Why did it renew the licence? This, when in 2015, the WHO’s International Agency for Research on Cancer had concluded that there were enough studies on animals to list the chemical as a “probable carcinogen”. In 2016, when the 15-year licence to use glyphosate had expired, the EU Parliament
had to decide what to do. Medical practitioners, particularly cancer doctors, and civil society were dead set against the renewal. Parliament said, perhaps, there should be restraint on its use and cited concerns of cancer and endocrine disruption. In fact, in May 2016, urine tests of some 48 EU parliamentarians showed that samples contained much higher levels of glyphosate than expected — some 17 times higher than the acceptable limit. It led to outrage.
But Germany’s Federal Institute of Risk Assessment and the European Food Safety Authority
(EFSA) reviewed urine tests and concluded that the herbicide was “rapidly eliminated and shows no signs of bioaccumulation”. So, no reason to worry, they said. But as Carey Gillam explains, this conclusion relied heavily on evidence from the US Environment Protection Agency
(USEPA), which had rejected the 2001 study on glyphosate exposure and tumours in Swiss albino mice. The data used by these agencies — they themselves admitted — had come from the Glyphosate Task Force, a consortium of chemical companies, including Monsanto, which had come together to ensure that the registration would be renewed in Europe.

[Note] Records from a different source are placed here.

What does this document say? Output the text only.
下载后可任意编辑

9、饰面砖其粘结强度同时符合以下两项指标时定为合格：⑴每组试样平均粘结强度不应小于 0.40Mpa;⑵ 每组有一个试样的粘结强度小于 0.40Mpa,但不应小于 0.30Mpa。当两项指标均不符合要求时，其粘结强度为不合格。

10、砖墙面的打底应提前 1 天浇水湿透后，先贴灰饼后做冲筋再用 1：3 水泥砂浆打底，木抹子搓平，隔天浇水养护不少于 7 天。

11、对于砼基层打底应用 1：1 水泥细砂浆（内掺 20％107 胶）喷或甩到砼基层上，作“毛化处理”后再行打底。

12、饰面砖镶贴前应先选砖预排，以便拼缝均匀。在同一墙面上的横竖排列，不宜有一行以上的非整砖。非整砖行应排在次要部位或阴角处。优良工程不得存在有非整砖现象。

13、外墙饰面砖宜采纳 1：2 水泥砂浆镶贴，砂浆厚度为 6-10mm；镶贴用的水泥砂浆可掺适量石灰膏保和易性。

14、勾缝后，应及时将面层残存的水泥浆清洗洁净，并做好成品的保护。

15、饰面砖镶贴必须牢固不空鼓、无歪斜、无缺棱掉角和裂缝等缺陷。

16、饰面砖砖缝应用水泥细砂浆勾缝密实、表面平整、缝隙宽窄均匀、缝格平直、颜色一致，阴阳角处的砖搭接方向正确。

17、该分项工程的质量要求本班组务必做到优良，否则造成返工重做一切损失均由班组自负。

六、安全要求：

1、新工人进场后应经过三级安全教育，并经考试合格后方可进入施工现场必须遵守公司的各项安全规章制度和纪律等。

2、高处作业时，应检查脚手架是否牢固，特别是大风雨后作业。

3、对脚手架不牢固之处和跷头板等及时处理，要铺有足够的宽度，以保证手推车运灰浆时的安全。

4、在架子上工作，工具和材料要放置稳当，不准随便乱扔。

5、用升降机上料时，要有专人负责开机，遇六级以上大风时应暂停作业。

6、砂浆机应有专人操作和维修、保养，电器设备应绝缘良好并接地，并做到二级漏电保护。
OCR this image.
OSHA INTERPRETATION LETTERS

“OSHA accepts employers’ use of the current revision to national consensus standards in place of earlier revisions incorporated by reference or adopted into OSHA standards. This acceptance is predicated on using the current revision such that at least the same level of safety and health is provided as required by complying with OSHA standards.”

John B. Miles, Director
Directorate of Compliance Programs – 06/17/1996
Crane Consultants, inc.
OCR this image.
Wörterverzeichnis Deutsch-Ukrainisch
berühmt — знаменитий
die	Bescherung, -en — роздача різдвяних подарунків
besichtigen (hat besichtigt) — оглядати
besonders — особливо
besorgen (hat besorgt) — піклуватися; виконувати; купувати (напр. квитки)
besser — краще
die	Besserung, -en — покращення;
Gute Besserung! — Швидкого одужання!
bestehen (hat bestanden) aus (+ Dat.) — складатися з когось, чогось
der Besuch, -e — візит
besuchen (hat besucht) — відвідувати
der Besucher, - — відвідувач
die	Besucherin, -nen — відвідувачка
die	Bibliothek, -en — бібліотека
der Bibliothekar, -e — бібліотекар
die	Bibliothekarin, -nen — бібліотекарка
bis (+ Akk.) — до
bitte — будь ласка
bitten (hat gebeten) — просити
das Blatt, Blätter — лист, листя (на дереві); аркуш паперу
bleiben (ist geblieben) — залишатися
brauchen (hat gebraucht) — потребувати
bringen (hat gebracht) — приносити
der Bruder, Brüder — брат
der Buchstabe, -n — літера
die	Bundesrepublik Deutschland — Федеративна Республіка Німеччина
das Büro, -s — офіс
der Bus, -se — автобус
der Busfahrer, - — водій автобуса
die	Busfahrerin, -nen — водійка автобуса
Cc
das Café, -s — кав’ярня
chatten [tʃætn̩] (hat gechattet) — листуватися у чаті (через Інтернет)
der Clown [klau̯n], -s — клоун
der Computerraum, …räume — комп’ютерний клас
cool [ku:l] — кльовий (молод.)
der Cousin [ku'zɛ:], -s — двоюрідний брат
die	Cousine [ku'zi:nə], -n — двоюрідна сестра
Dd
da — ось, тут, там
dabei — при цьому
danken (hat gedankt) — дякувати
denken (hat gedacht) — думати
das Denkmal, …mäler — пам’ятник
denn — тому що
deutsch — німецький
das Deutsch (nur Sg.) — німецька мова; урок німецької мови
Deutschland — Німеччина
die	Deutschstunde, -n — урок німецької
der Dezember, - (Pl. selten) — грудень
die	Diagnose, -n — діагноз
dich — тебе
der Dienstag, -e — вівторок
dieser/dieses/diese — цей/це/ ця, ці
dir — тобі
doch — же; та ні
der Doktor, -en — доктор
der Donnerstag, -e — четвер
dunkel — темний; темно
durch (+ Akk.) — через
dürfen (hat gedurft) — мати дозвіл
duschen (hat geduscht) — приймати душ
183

The scientific challenge has been the “proof” on the exposure on mice. Way back in 1983, when several groups of mice were administered diets that included glyphosate, the USEPA had concluded that this study showed a higher incidence of renal tabular adenomas, a rare kidney tumour, based on dosage. But then all was done to destroy the credibility of this study. Another study was produced to show that there was a small kidney tumour even in the control group of mice. In other words, glyphosate was not the cause. It was natural.
This study and others were used to show “conclusively” that there was no problem with the chemical. The USEPA was pushed aside. Carey Gillam explains how in all cases and again and again science was manipulated, scientists were bought off, and voices within regulatory institutions were silenced. In all cases, Monsanto
was behind the production of this “science”.
Now this last fortnight, on March 21, 2018, the EU approved the merger of the two chemical giants, German Bayer
and US Monsanto.
The interests of Germany in voting for glyphosate in the EU can now be even better understood.
But the fact is, as I said, the controversy is not going away easily. Nor should it. As I have said before, science can be defeated, but only temporarily. The truth will prevail. The problem is that this will happen only after many have suffered and died because science is in the hands of the powerful and it is easily corrupted.